Challenges in Steel Production That FLIR Can Solve
From building materials to cars and tools, it would be hard to find an area of our lives that isn’t reliant on steel production. Steel producers, in turn, rely on low production costs and continuous uptime to manufacture that much-needed steel efficiently and stay competitive.
There are two key components to steel production that can pose the risk of failure and therefore require regular inspection: electricity and oxygen. Electricity to run the plant and compressed oxygen to precisely control furnaces and smelters.
Thankfully, Teledyne FLIR has a wide range of products that makes inspecting components easy and allow you to locate failures quickly. We’ve outlined a few key risks in steel production and which FLIR solutions can solve them below.
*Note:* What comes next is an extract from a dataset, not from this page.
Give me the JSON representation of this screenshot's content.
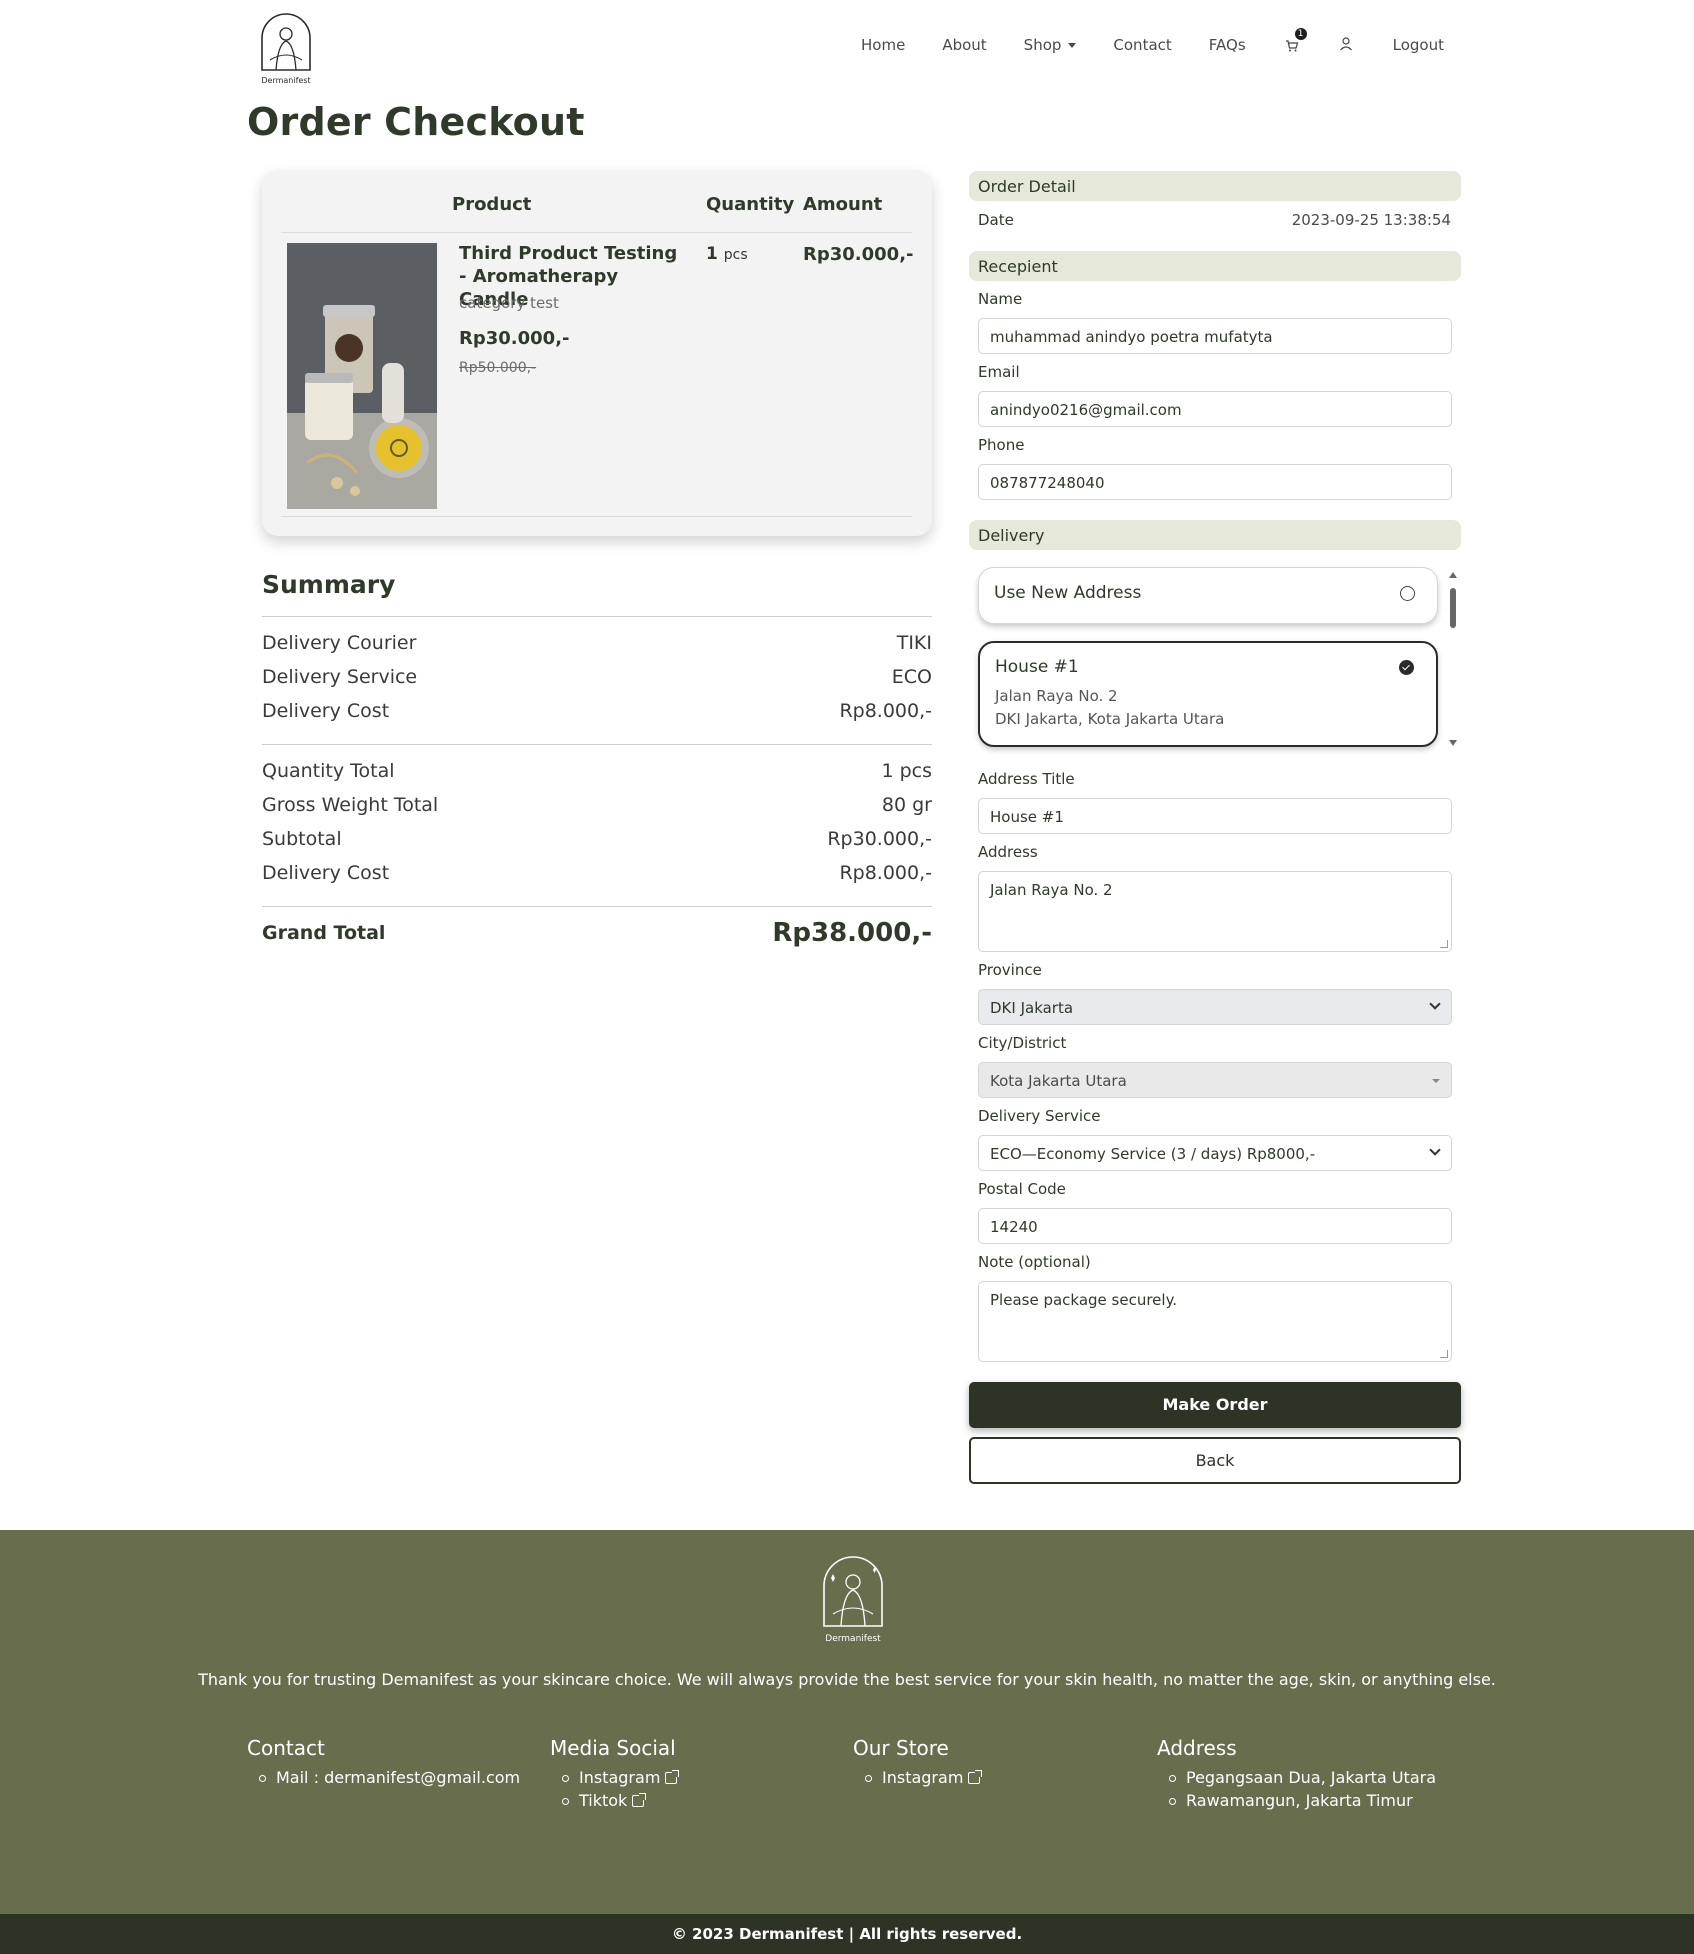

Challenges in steel production
Insulation inside switchgears, cables, and other electrical system components are exposed to extremely high temperatures for long periods during steel production and must be inspected regularly to prevent failure. This high-stress environment can break down switchgear insulation, epoxy resin supports, and bushings, causing partial discharges of electricity. If it’s not addressed, partial discharge can affect the power supply to critical equipment, cause the insulation to deteriorate, and eventually lead to power failure.
Among the critical equipment affected by partial discharge is the oxygen compression system. Steel and other metal manufacturers use compressed oxygen to control combustion in converters, blast furnaces and smelting. Having the correct amount of oxygen flowing at all times is critical to obtaining high quality end product. Steel producers also need to inspect for leaks in the compressed oxygen system as they can lead to higher energy costs and a lower-quality end product.
Finally, production facilities are at risk of carbon monoxide (CO) gas leaks as blast furnaces, coke ovens, and Linz-Donawitz gases use CO as the primary component. Not only is CO life-threatening to plant workers, it’s also harmful to the environment. Finding CO leaks can be challenging because the gas is invisible to the naked eye and the effects of leaks are so gradual that they’re hard to notice right away. Gases used in the production process are also reused later down the line for power generation and reheating furnaces, meaning waste can cause financial costs in multiple parts of production.
Thermal imaging cameras offer multiple benefits to steel production lines. With their ability to provide hundreds of thousands of temperature measurements in each image, thermal cameras are a fast, efficient choice for inspecting components susceptible to heat degradation and troubleshooting electric issues. Heat is the first sign of failure in mechanical and electrical systems, so regular inspections with a thermal imaging camera such as the FLIR E96 allows manufacturers to avoid shutdowns caused by failed wiring, overheating machines, or damaged fuses. Often these inspections are performed with handheld cameras—but when incorporated into a system with machine vision, a fixed-mount thermal camera such as the FLIR A70 Image Streaming camera allows for continuous inspection without human intervention and keep workers safe from high temperature components.
Optical gas imaging (OGI) cameras are also becoming more common in factories and are perfect for catching dangerous and costly gas leaks. OGI is used in the utility, oil, and gas industries to catch a wide array of potential issues caused by gas leaks. The FLIR G346 is specially filtered to visualize CO and other harmful gases, and can be used to quickly scan potential leak points across wide areas from safe distances. Technicians can detect even the lowest level of gas emission with the GF346’s high sensitivity mode if there is sufficient difference between the ambient temperature of the leaking component and the background scene.
High Sensitivity Mode showing gas leaking from a tower
While still a relatively new technology, acoustic imaging is finding success in production lines and allows easy detection of both compressed air leaks and partial discharge. Acoustic imaging allows an operator to visualize the sounds generated by oxygen as it leaks from a compressed air system and partial discharge along deteriorating insulation in electrical systems. The FLIR Si124 comes with 124 built in microphones that then source frequencies on top of a digital image, making any leaks easy and intuitive to find.
While factories are usually heavy with sounds of machinery, the Si124 can filter out background noise and isolate leaks. The camera has a frequency range of two to 31 kHz to detect the smallest leaks at long distance or it can be made to detect even smaller leaks at closer ranges using frequencies up to 65 kHz. The ability to filter noise allows production facilities to find leaks from invisible gases even in loud environments with air flow changes around a problem area.
Air leak visualized with the FLIR Si124
The Si124 can also detect partial discharges from 130 meters away then analyze and classify three discharge types: surface discharge, floating discharge, and corona. When connected to Wi-Fi, the Si124 supports in-field reporting and can send images directly to the FLIR Acoustic Camera Viewer cloud service for sharing or downloading. Users can then create reports and easily share them with colleagues using FLIR Thermal Studio Pro.
There are many other Test & Measurement tools, software suites, and development kits that work seamlessly with FLIR thermal, acoustic, and optical gas imaging cameras to provide a complete look at the health of electrical, mechanical, and compressed oxygen systems. Addressing predictive maintenance with the right tools can help steel manufacturers maintain uptime, work efficiently, and keep costs low enough to stay competitive.